Dans ce contexte, l’importance du plan de soins et services interétablissements doit être mise en évidence, tant dans la gestion du risque que dans l’élaboration et la coordination de l’ensemble des interventions cliniques requises. Ce cadre de concertation est déjà prévu par le juridique au Québec (art. 10, 102 à 104, Loi sur les services de santé et les services sociaux, L.R.Q., c. S-4.2), mais il semble sous exploité. Le droit fournit pourtant au clinique l’espace permettant de dépasser la gestion du punitif qui sclérose l’intervention; l’espace favorisant la nécessaire concertation entre le monde de la réadaptation interne juvénile, le monde médical, et les clients; l’espace susceptible de se concrétiser par un réel « contrat » de soins et de services. Cette concertation a avantage à survenir bien en amont des révisions judiciaires afin que la gestion du motivationnel puisse prendre un réel appui dans l’intervention.

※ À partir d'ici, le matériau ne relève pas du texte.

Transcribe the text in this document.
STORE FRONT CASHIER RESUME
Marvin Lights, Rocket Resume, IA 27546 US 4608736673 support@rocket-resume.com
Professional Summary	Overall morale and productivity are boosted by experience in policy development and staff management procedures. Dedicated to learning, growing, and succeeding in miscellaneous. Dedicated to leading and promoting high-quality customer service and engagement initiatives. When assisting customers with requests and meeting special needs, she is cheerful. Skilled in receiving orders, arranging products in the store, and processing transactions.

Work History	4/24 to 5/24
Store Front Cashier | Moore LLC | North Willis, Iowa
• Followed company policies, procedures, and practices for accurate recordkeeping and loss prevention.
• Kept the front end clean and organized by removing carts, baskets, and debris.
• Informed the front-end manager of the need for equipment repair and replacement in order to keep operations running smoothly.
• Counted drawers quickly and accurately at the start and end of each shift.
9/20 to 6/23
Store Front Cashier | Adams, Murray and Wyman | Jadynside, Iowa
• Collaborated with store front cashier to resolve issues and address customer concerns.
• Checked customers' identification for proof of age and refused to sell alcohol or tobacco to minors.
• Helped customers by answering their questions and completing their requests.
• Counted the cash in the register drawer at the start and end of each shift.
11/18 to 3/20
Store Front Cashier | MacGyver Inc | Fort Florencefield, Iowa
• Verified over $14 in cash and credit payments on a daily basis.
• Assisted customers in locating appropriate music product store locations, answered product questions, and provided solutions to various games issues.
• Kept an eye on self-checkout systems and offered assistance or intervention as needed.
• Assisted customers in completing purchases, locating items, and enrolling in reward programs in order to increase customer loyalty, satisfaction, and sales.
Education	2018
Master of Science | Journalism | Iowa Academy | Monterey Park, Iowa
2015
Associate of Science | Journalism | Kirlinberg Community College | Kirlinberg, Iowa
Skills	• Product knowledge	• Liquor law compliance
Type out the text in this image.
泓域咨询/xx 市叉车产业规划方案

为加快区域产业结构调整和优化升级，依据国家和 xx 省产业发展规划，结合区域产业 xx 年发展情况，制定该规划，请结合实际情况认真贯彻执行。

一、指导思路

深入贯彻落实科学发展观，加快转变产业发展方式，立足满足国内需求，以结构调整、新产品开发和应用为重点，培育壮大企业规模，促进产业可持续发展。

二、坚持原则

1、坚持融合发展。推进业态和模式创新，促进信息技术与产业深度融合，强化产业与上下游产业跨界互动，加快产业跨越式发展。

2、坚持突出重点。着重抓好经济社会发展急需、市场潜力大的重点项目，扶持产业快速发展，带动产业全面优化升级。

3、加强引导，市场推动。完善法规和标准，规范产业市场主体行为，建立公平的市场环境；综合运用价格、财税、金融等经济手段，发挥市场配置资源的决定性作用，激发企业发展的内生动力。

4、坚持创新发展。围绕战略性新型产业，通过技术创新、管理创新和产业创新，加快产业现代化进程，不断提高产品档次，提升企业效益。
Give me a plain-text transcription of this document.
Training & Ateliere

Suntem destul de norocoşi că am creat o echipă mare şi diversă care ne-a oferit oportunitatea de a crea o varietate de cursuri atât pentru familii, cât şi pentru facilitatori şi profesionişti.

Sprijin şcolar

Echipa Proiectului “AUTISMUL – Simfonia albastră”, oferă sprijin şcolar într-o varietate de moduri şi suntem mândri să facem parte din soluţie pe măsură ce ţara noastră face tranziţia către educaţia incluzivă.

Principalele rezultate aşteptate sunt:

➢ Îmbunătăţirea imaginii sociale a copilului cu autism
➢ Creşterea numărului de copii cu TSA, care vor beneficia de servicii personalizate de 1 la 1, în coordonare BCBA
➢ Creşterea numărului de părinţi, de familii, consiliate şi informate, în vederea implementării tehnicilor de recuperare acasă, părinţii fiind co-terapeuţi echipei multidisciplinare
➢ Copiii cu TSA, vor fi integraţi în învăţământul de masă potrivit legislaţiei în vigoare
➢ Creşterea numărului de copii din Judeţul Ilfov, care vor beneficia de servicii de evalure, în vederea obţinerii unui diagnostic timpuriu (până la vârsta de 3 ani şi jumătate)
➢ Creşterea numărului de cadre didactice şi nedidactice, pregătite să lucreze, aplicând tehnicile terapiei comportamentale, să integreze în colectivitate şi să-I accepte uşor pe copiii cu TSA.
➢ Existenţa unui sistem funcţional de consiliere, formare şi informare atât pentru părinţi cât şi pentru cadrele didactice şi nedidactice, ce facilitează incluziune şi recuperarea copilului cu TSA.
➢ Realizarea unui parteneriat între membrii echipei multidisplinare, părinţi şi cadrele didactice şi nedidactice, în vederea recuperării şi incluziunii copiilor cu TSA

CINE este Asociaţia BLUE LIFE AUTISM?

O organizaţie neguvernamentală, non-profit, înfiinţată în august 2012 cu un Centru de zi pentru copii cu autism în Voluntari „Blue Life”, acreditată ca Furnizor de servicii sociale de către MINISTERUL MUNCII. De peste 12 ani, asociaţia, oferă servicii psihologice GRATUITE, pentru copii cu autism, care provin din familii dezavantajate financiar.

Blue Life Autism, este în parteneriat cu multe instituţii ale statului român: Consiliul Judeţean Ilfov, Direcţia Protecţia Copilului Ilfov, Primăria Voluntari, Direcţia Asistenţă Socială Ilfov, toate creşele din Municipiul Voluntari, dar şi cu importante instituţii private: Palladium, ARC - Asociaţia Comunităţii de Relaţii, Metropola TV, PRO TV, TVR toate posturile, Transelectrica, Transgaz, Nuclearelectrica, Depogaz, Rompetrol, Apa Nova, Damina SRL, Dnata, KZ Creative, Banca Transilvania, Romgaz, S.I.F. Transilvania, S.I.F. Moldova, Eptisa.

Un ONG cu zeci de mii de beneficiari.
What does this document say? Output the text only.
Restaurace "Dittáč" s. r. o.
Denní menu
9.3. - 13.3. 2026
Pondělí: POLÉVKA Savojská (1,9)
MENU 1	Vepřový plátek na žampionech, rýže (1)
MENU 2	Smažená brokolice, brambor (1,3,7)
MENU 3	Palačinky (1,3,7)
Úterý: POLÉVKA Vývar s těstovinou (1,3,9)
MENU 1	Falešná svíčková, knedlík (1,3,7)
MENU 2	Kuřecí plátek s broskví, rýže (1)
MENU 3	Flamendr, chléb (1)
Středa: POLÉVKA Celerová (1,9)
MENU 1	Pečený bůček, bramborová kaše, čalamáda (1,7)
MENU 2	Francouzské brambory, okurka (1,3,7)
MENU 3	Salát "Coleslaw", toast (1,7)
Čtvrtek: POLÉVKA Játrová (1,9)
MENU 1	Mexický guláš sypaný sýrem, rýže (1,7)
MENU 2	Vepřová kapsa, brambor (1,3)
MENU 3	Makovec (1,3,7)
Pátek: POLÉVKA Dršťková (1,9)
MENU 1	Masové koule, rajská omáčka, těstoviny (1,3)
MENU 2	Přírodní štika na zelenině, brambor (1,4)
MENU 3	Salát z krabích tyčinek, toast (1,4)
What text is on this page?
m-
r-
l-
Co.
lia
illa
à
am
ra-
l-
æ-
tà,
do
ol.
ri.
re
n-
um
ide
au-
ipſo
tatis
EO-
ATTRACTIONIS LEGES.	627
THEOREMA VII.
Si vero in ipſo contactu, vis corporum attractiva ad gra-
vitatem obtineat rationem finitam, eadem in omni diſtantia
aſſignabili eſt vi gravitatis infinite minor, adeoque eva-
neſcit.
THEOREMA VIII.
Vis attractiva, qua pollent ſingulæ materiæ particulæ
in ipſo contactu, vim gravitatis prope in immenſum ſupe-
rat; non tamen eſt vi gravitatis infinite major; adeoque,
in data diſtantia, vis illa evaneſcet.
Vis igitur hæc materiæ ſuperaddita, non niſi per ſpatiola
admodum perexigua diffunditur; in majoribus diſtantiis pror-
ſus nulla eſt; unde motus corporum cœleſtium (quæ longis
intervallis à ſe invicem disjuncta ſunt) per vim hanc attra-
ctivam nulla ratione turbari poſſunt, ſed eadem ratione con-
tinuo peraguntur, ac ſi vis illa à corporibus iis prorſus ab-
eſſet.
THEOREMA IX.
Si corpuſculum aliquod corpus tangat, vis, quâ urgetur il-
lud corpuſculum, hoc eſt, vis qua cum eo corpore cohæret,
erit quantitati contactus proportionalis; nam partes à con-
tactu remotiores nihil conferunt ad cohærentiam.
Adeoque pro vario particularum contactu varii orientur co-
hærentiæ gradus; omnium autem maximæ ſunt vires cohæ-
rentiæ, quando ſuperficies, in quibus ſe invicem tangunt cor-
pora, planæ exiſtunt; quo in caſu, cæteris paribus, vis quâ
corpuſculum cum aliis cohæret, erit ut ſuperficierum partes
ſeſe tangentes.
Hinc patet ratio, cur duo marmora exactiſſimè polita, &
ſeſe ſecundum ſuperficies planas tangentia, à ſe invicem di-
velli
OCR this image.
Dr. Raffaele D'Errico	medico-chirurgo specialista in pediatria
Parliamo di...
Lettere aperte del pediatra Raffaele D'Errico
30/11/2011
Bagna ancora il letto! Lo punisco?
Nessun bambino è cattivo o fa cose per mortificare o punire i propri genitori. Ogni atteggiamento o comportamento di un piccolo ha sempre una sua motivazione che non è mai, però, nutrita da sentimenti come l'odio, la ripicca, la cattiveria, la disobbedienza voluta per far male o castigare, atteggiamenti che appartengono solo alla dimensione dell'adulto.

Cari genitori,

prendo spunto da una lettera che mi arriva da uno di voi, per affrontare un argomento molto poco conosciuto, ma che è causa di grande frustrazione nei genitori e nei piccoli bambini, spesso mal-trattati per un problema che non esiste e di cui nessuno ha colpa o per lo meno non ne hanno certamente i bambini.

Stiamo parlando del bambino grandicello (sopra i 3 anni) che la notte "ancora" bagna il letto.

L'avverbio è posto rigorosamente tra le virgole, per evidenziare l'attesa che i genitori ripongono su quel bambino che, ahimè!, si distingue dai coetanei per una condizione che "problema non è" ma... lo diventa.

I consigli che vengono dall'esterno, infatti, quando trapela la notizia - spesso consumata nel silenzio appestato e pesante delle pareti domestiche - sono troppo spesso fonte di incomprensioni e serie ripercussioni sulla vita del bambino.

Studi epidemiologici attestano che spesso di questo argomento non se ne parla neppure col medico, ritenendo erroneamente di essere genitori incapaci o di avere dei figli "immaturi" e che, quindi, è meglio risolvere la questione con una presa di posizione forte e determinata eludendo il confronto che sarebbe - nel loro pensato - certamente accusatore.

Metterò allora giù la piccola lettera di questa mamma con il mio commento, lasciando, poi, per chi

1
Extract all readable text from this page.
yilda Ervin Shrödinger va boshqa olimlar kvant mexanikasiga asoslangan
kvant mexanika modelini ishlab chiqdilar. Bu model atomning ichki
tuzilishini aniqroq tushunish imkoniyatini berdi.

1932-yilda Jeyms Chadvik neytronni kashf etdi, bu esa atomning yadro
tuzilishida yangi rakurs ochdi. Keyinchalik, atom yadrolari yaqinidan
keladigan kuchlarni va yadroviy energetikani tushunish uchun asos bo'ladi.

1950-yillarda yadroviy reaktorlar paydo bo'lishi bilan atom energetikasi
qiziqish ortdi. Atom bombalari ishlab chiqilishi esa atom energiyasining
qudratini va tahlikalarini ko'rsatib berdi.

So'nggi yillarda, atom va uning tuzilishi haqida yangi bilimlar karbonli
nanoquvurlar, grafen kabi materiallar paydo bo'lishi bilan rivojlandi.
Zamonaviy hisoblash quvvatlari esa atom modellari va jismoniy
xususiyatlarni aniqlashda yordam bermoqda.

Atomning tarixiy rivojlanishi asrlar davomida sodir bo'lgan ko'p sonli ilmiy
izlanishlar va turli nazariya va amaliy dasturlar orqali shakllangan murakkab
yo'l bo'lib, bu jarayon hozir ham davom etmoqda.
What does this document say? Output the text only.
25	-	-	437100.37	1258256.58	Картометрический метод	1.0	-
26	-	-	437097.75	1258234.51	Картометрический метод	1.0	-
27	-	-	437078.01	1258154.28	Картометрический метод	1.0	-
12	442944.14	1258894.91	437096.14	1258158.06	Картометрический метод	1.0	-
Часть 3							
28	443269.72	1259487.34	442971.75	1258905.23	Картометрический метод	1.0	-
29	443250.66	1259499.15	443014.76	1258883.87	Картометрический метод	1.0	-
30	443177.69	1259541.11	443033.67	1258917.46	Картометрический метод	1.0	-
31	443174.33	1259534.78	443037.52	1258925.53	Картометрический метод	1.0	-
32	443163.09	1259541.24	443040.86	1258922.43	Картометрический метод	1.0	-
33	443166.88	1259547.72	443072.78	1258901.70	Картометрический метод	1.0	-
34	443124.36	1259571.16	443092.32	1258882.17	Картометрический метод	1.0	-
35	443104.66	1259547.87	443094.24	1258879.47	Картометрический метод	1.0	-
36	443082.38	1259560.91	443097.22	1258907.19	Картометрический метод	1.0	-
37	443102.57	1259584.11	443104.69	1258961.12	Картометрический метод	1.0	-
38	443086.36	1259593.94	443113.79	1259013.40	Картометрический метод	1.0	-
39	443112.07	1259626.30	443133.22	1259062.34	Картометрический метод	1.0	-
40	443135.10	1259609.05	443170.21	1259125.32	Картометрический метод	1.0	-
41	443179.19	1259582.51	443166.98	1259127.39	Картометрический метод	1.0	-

Même si l’intervention d’autorité en protection de la jeunesse est balisée par des règles particulières, la notion du « consentement éclairé » aux soins et services de santé à l’intérieur de celle-ci (art. 8 à 10, Loi sur les services de santé et les services sociaux et 10 et ss. Code civil du Québec) conserve ici tout son sens. La question de l’adhérence aux mesures et aux traitements fournis, de même que celle de l’alliance thérapeutique demeurent trop souvent entières et passées sous silence pour certains jeunes en très grande souffrance.

Bref, l’étude approfondie du discours des usagers « multiproblématiques » conduit donc à revoir, comme la réflexion de Desrosiers (2005) l’avait amorcée, certains paradigmes à la frontière du consentement aux soins, de l’obligation de soins, de la protection sociale et de la sanction du comportement violent. La place du plan de services individualisé prévu par la loi est réaffirmée comme un moyen permettant, dans un contexte de soins et services fragmentés comme celui du Québec, de mieux entendre le point de vue des jeunes et de soutenir en pratique l’équipe de réadaptation juvénile par un partage adéquat (et nécessaire) des compétences psychiatriques et médicales spécialisées. Il reste à questionner comment l’administratif articule les moyens permettant que les usagers « multiproblématiques » et leurs familles, puissent réellement exercer leur droit à bénéficier d’un plan de services individualisé.